AI Models Becoming More Accessible
Ilya Sutskever, co-founder of OpenAI, had long believed that ample data and computing resources were essential for developing superior AI models. This notion, known as pre-training scaling, favoured well-funded developers with expansive data centers and cutting-edge chips. However, in November 2024, he revealed to Reuters that the effectiveness of this method has plateaued.
Since then, OpenAI has pivoted to focusing on models that excel in “reasoning,” spending additional time to generate better responses, known as test-time scaling. The latest versions (GPT-4o1 to GPT-4o3) have shown marked improvement in solving complex problems, bringing AI closer to resembling human intelligence on an academic scale.

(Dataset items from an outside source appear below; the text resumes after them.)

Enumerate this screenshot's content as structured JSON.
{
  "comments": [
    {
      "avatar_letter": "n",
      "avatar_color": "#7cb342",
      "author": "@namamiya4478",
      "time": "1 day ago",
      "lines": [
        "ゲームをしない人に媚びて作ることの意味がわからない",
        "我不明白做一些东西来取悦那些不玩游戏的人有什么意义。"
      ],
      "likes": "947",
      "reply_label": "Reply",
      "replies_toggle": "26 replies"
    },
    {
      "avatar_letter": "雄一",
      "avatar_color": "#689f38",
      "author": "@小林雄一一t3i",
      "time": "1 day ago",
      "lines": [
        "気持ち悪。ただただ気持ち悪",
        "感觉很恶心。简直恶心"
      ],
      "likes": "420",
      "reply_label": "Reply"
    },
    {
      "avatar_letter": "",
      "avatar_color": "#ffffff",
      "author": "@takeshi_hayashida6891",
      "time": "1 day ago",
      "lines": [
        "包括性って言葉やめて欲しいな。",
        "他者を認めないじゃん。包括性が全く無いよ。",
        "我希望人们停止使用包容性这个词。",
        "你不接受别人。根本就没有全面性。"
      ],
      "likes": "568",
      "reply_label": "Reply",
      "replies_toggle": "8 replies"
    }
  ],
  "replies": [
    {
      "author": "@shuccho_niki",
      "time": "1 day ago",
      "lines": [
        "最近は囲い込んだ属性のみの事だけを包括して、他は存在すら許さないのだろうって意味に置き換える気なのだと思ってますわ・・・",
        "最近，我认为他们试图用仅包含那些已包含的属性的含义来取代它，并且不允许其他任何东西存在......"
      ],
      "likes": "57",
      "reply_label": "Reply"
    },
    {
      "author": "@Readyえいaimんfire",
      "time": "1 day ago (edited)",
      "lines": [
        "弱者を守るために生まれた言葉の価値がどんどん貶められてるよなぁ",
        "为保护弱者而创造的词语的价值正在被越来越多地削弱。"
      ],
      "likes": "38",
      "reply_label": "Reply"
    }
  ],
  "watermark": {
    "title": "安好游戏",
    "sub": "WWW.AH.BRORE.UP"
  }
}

OpenAI invested around $20 billion to achieve these advancements, largely funded through investors since 2015. In stark contrast, DeepSeek’s recently launched V3 model, produced for just $5.6 million, demonstrates competitive performance against OpenAI’s GPT-4o models across various benchmarks.
After the U.S. restricted Nvidia from selling its latest GPUs to Chinese companies, DeepSeek leveraged older models like the H100 and H800 to develop V3. To make up for reduced hardware capabilities, DeepSeek innovated with more efficient software algorithms and data processing techniques.
Moreover, DeepSeek employed a method known as distillation, training a smaller model using existing models like GPT-4o1 to generate a similar outcome. This approach accelerates the training process of competitive LLMs and hints at future commoditization. This suggests the market may see a proliferation of hundreds of LLMs with similar features that are often interchangeable.
This scenario poses a genuine risk for OpenAI and Nvidia. OpenAI may struggle to sustain its edge, while reduced demand for LLM training could impact Nvidia negatively.
DeepSeek’s Cost Advantages Highlight Industry Changes
Training efficiency is just one aspect of AI development; inference—the process of generating accurate responses based on prompts—also plays a crucial role. Typically, lower costs can lead to lower prices for consumers.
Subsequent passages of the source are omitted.